The head of the Texas Department of Public Safety said Friday law enforcement officers should have entered the classroom sooner in Uvalde, Texas, during a massacre that left 19 children and two teachers dead earlier this week.

The commander at the scene of the shooting at Robb Elementary School decided the incident had transitioned into a “barricaded suspect” situation, not an “active shooter” — a decision that Steven McCraw, director of the Texas Department of Public Safety, said was wrong while speaking during a news conference.

“From the benefit of hindsight, where I’m sitting now, of course it was not the right decision. It was the wrong decision. Period. There’s no excuse for that,” McCraw said.
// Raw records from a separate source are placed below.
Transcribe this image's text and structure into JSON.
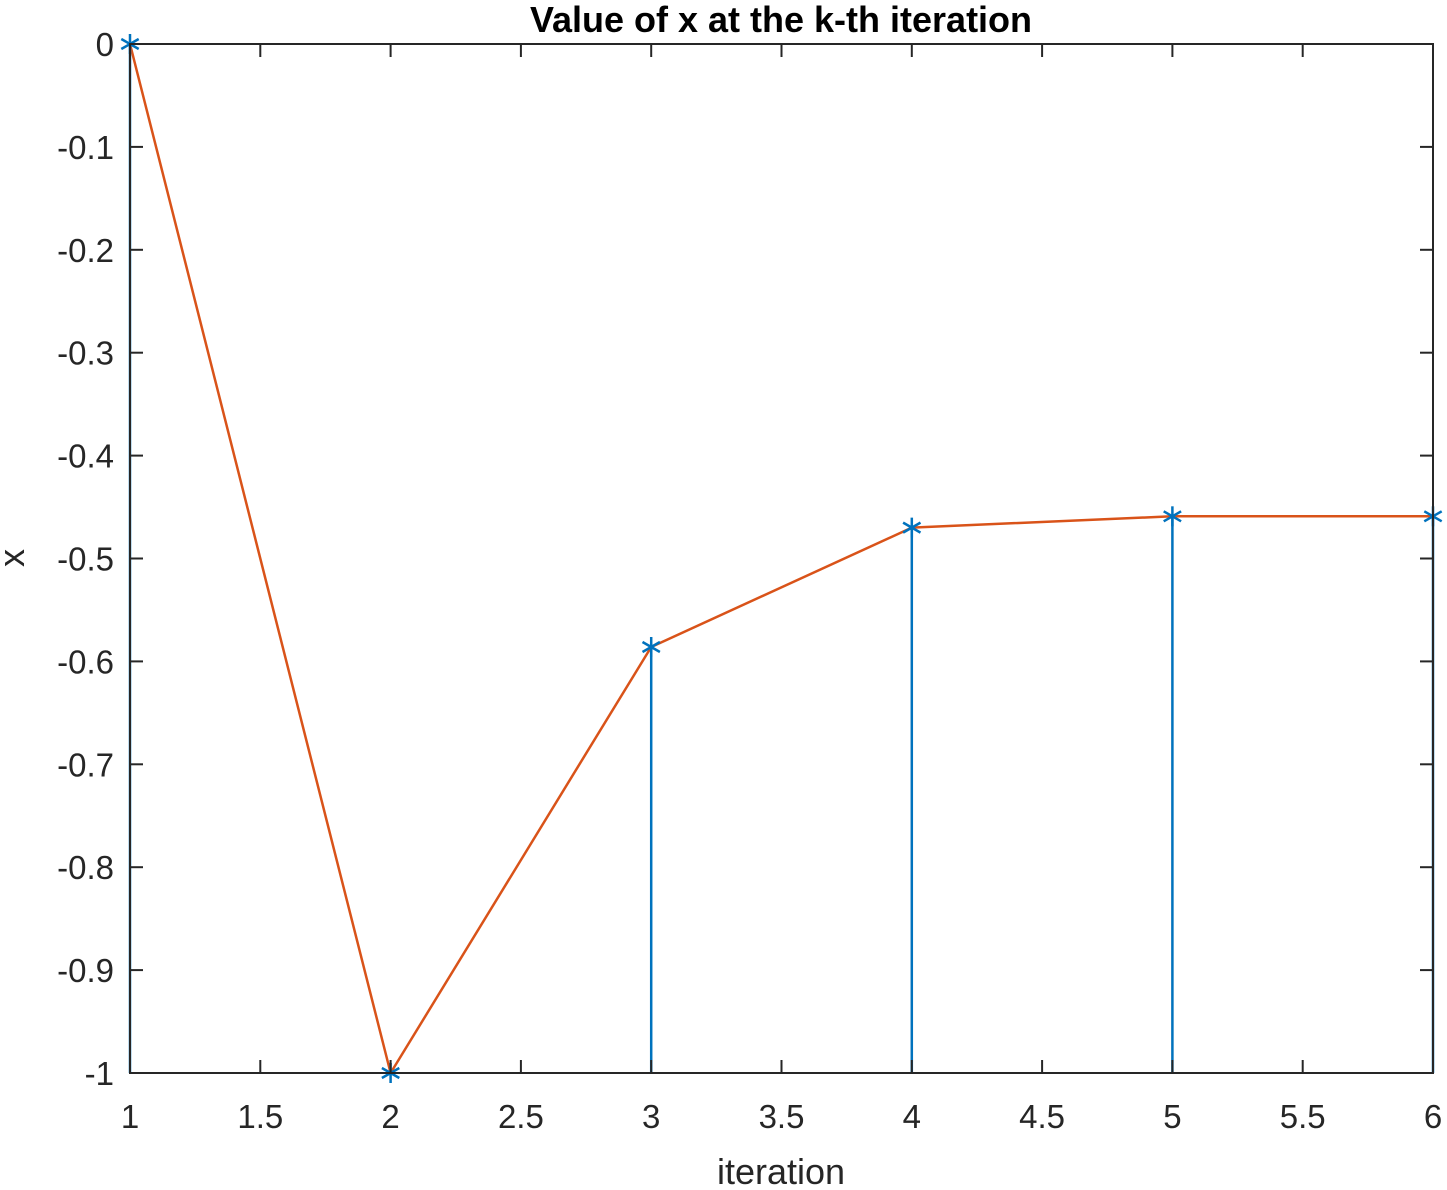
{
  "chart_data": {
    "type": "line",
    "title": "Value of x at the k-th iteration",
    "xlabel": "iteration",
    "ylabel": "x",
    "xlim": [
      1,
      6
    ],
    "ylim": [
      -1,
      0
    ],
    "xticks": [
      1,
      1.5,
      2,
      2.5,
      3,
      3.5,
      4,
      4.5,
      5,
      5.5,
      6
    ],
    "xtick_labels": [
      "1",
      "1.5",
      "2",
      "2.5",
      "3",
      "3.5",
      "4",
      "4.5",
      "5",
      "5.5",
      "6"
    ],
    "yticks": [
      0,
      -0.1,
      -0.2,
      -0.3,
      -0.4,
      -0.5,
      -0.6,
      -0.7,
      -0.8,
      -0.9,
      -1
    ],
    "ytick_labels": [
      "0",
      "-0.1",
      "-0.2",
      "-0.3",
      "-0.4",
      "-0.5",
      "-0.6",
      "-0.7",
      "-0.8",
      "-0.9",
      "-1"
    ],
    "grid": false,
    "x": [
      1,
      2,
      3,
      4,
      5,
      6
    ],
    "series": [
      {
        "style": "stem",
        "marker": "asterisk",
        "color": "#0072BD",
        "values": [
          0,
          -1,
          -0.586,
          -0.47,
          -0.459,
          -0.459
        ]
      },
      {
        "style": "line",
        "color": "#D95319",
        "values": [
          0,
          -1,
          -0.586,
          -0.47,
          -0.459,
          -0.459
        ]
      }
    ],
    "axes_color": "#262626"
  }
}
The gunman entered the school at 11:33 a.m. Tuesday, but officers did not enter the classroom where the shooter was holed up and kill him until 12:50, McCraw said. During that time, multiple 911 calls from inside the classroom said there were students alive and asking for police to enter the classroom to come help them, McCraw said.

Police officers had entered the school and were in a hallway within minutes of the gunman entering the school, and two officers received grazing wounds from the suspect in an initial encounter with him, McCraw said. But officers remained in the hallway for around an hour, McCraw said. Most of the shooting from the gunman, which included hundreds of rounds fired, occurred within minutes of him entering the school, McCraw said.
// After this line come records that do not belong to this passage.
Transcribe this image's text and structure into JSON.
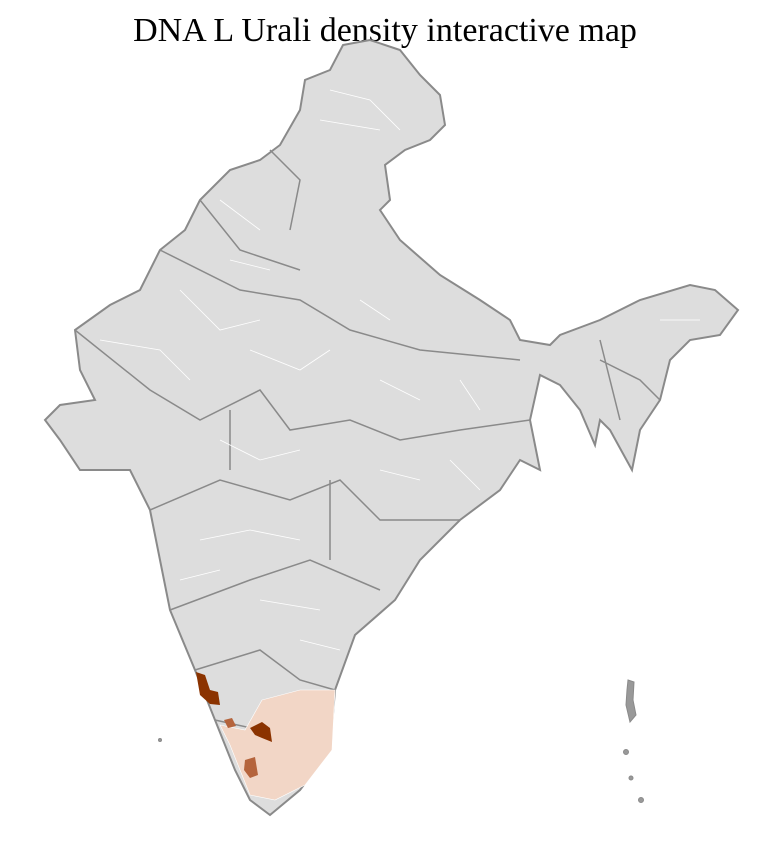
{
  "title": "DNA L Urali density interactive map",
  "colors": {
    "land": "#dddddd",
    "state_border": "#8a8a8a",
    "district_border": "#ffffff",
    "density_high": "#8b3300",
    "density_medium": "#b5643c",
    "density_low": "#f2d6c6"
  },
  "highlighted_regions": [
    {
      "level": "high"
    },
    {
      "level": "high"
    },
    {
      "level": "medium"
    },
    {
      "level": "medium"
    },
    {
      "level": "low"
    }
  ]
}
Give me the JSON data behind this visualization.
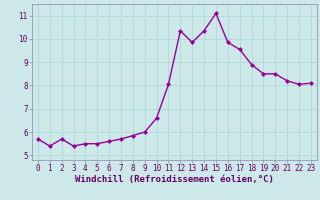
{
  "x": [
    0,
    1,
    2,
    3,
    4,
    5,
    6,
    7,
    8,
    9,
    10,
    11,
    12,
    13,
    14,
    15,
    16,
    17,
    18,
    19,
    20,
    21,
    22,
    23
  ],
  "y": [
    5.7,
    5.4,
    5.7,
    5.4,
    5.5,
    5.5,
    5.6,
    5.7,
    5.85,
    6.0,
    6.6,
    8.05,
    10.35,
    9.85,
    10.35,
    11.1,
    9.85,
    9.55,
    8.9,
    8.5,
    8.5,
    8.2,
    8.05,
    8.1
  ],
  "line_color": "#990099",
  "marker": "D",
  "marker_size": 2,
  "linewidth": 1.0,
  "xlabel": "Windchill (Refroidissement éolien,°C)",
  "xlabel_fontsize": 6.5,
  "xlabel_color": "#660066",
  "ylabel_ticks": [
    5,
    6,
    7,
    8,
    9,
    10,
    11
  ],
  "xticks": [
    0,
    1,
    2,
    3,
    4,
    5,
    6,
    7,
    8,
    9,
    10,
    11,
    12,
    13,
    14,
    15,
    16,
    17,
    18,
    19,
    20,
    21,
    22,
    23
  ],
  "ylim": [
    4.8,
    11.5
  ],
  "xlim": [
    -0.5,
    23.5
  ],
  "bg_color": "#cce8e8",
  "grid_color": "#b0d8d8",
  "tick_fontsize": 5.5,
  "tick_color": "#660066",
  "spine_color": "#8888aa"
}
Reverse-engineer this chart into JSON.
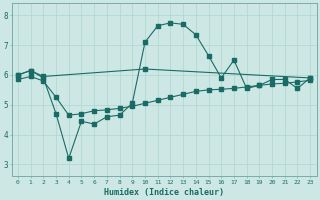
{
  "xlabel": "Humidex (Indice chaleur)",
  "bg_color": "#cde8e4",
  "grid_color": "#b0d4ce",
  "line_color": "#1a6b65",
  "xlim": [
    -0.5,
    23.5
  ],
  "ylim": [
    2.6,
    8.4
  ],
  "yticks": [
    3,
    4,
    5,
    6,
    7,
    8
  ],
  "xticks": [
    0,
    1,
    2,
    3,
    4,
    5,
    6,
    7,
    8,
    9,
    10,
    11,
    12,
    13,
    14,
    15,
    16,
    17,
    18,
    19,
    20,
    21,
    22,
    23
  ],
  "line1_x": [
    0,
    1,
    2,
    10,
    23
  ],
  "line1_y": [
    6.0,
    6.15,
    5.95,
    6.2,
    5.9
  ],
  "line2_x": [
    0,
    1,
    2,
    3,
    4,
    5,
    6,
    7,
    8,
    9,
    10,
    11,
    12,
    13,
    14,
    15,
    16,
    17,
    18,
    19,
    20,
    21,
    22,
    23
  ],
  "line2_y": [
    6.0,
    6.15,
    5.9,
    4.7,
    3.2,
    4.45,
    4.35,
    4.6,
    4.65,
    5.05,
    7.1,
    7.65,
    7.75,
    7.7,
    7.35,
    6.65,
    5.9,
    6.5,
    5.55,
    5.65,
    5.85,
    5.85,
    5.55,
    5.9
  ],
  "line3_x": [
    0,
    1,
    2,
    3,
    4,
    5,
    6,
    7,
    8,
    9,
    10,
    11,
    12,
    13,
    14,
    15,
    16,
    17,
    18,
    19,
    20,
    21,
    22,
    23
  ],
  "line3_y": [
    5.85,
    5.95,
    5.8,
    5.25,
    4.65,
    4.7,
    4.8,
    4.83,
    4.88,
    4.95,
    5.05,
    5.15,
    5.25,
    5.35,
    5.45,
    5.5,
    5.52,
    5.55,
    5.6,
    5.65,
    5.7,
    5.72,
    5.77,
    5.82
  ]
}
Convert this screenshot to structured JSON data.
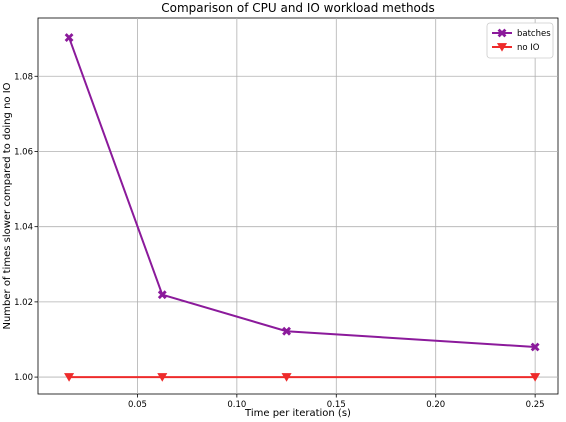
{
  "chart_data": {
    "type": "line",
    "title": "Comparison of CPU and IO workload methods",
    "xlabel": "Time per iteration (s)",
    "ylabel": "Number of times slower compared to doing no IO",
    "xlim": [
      0.0,
      0.2615
    ],
    "ylim": [
      0.9955,
      1.0955
    ],
    "xticks": [
      0.05,
      0.1,
      0.15,
      0.2,
      0.25
    ],
    "xtick_labels": [
      "0.05",
      "0.10",
      "0.15",
      "0.20",
      "0.25"
    ],
    "yticks": [
      1.0,
      1.02,
      1.04,
      1.06,
      1.08
    ],
    "ytick_labels": [
      "1.00",
      "1.02",
      "1.04",
      "1.06",
      "1.08"
    ],
    "grid": true,
    "legend_position": "top-right",
    "series": [
      {
        "name": "batches",
        "color": "#8b1a9b",
        "marker": "x-filled",
        "x": [
          0.015625,
          0.0625,
          0.125,
          0.25
        ],
        "y": [
          1.0903,
          1.0219,
          1.0122,
          1.008
        ]
      },
      {
        "name": "no IO",
        "color": "#ee2b2b",
        "marker": "triangle-down",
        "x": [
          0.015625,
          0.0625,
          0.125,
          0.25
        ],
        "y": [
          1.0,
          1.0,
          1.0,
          1.0
        ]
      }
    ]
  }
}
TEXAS SCHOOL SHOOTING VICTIMS LIST: Families mourn those lost in the Texas school shooting

Rep. Castro asks for FBI investigation

A U.S. congressman is calling for the FBI to investigate law enforcement’s response to the massacre in Uvalde, Texas, that killed 19 children and two teachers earlier this week.
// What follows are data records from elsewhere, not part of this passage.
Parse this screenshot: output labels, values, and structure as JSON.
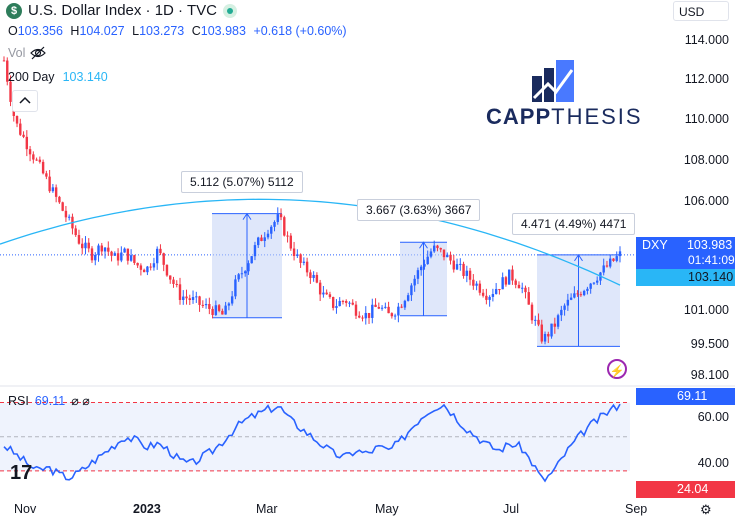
{
  "header": {
    "symbol_badge": "$",
    "title": "U.S. Dollar Index · 1D · TVC",
    "ohlc": {
      "open_key": "O",
      "open": "103.356",
      "high_key": "H",
      "high": "104.027",
      "low_key": "L",
      "low": "103.273",
      "close_key": "C",
      "close": "103.983",
      "change": "+0.618 (+0.60%)"
    },
    "vol_label": "Vol",
    "ma_label": "200 Day",
    "ma_value": "103.140",
    "collapse_icon": "chevron-up-icon"
  },
  "currency_button": "USD",
  "colors": {
    "up": "#2962ff",
    "down": "#f23645",
    "ma_line": "#29b6f6",
    "rsi_line": "#2962ff",
    "range_fill": "#c5d4f6",
    "dxy_tag": "#2962ff",
    "ma_tag": "#29b6f6",
    "rsi_tag": "#2962ff",
    "rsi_low_tag": "#f23645"
  },
  "price_axis": [
    "114.000",
    "112.000",
    "110.000",
    "108.000",
    "106.000",
    "101.000",
    "99.500",
    "98.100"
  ],
  "tags": {
    "dxy_label": "DXY",
    "dxy_price": "103.983",
    "countdown": "01:41:09",
    "ma_price": "103.140",
    "rsi_value": "69.11",
    "rsi_low": "24.04"
  },
  "callouts": [
    "5.112 (5.07%) 5112",
    "3.667 (3.63%) 3667",
    "4.471 (4.49%) 4471"
  ],
  "logo": {
    "part1": "CAPP",
    "part2": "THESIS"
  },
  "rsi": {
    "label": "RSI",
    "value": "69.11",
    "axis": [
      "60.00",
      "40.00"
    ]
  },
  "x_axis": [
    "Nov",
    "2023",
    "Mar",
    "May",
    "Jul",
    "Sep"
  ],
  "tv_logo": "17",
  "chart_data": [
    {
      "type": "candlestick",
      "title": "U.S. Dollar Index · 1D · TVC",
      "x": [
        "Nov",
        "2023",
        "Mar",
        "May",
        "Jul",
        "Sep"
      ],
      "ylim": [
        98.1,
        114.5
      ],
      "close_path": [
        113.5,
        110.5,
        109.5,
        108.5,
        107.5,
        106.5,
        105.5,
        104.5,
        104.0,
        104.5,
        103.8,
        104.1,
        103.5,
        103.3,
        104.2,
        103.0,
        102.0,
        101.8,
        101.5,
        101.3,
        101.0,
        102.5,
        103.5,
        104.5,
        105.3,
        105.8,
        104.5,
        103.5,
        103.0,
        102.0,
        101.5,
        101.8,
        101.3,
        101.0,
        101.5,
        101.0,
        101.5,
        102.5,
        103.5,
        104.3,
        104.0,
        103.5,
        103.0,
        102.5,
        102.0,
        102.5,
        103.0,
        102.5,
        101.0,
        99.8,
        100.5,
        101.5,
        102.0,
        102.5,
        103.0,
        103.5,
        103.98
      ],
      "moving_average": {
        "name": "200 Day",
        "value": 103.14
      },
      "measurements": [
        {
          "label": "5.112 (5.07%) 5112",
          "from": 100.9,
          "to": 106.0
        },
        {
          "label": "3.667 (3.63%) 3667",
          "from": 101.0,
          "to": 104.6
        },
        {
          "label": "4.471 (4.49%) 4471",
          "from": 99.5,
          "to": 103.98
        }
      ]
    },
    {
      "type": "line",
      "title": "RSI",
      "ylim": [
        20,
        75
      ],
      "series": [
        {
          "name": "RSI",
          "values": [
            45,
            40,
            35,
            30,
            32,
            28,
            26,
            30,
            35,
            40,
            45,
            50,
            48,
            44,
            46,
            42,
            36,
            34,
            38,
            42,
            48,
            55,
            60,
            63,
            66,
            68,
            60,
            55,
            50,
            45,
            40,
            38,
            42,
            40,
            44,
            42,
            47,
            55,
            62,
            67,
            69,
            62,
            55,
            50,
            45,
            42,
            46,
            44,
            35,
            24.04,
            30,
            40,
            48,
            55,
            60,
            65,
            69.11
          ]
        }
      ]
    }
  ]
}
Rep. Joaquin Castro, D-Texas, wrote a letter to FBI Director Christopher Wray citing conflicting reports given by police about the timeline of events of the shooting and officers’ interactions with the shooter. 

Texas state police have launched an examination of law enforcement’s response to the shooting. Witnesses and neighbors have contested officials’ statements about the events, while law enforcement officials have revised parts of their accounts. Officials have sought to assure the public that they responded immediately to the shooting as complaints surfaced about a delay in taking action and entering the school.

Castro said answers were needed about conflicting accounts: “Whether the school security officer and the gunman exchanged fire outside the school,” and, “How long law enforcement officers were in adjoining classrooms while the gunman barricaded himself in a classroom with students and teachers.”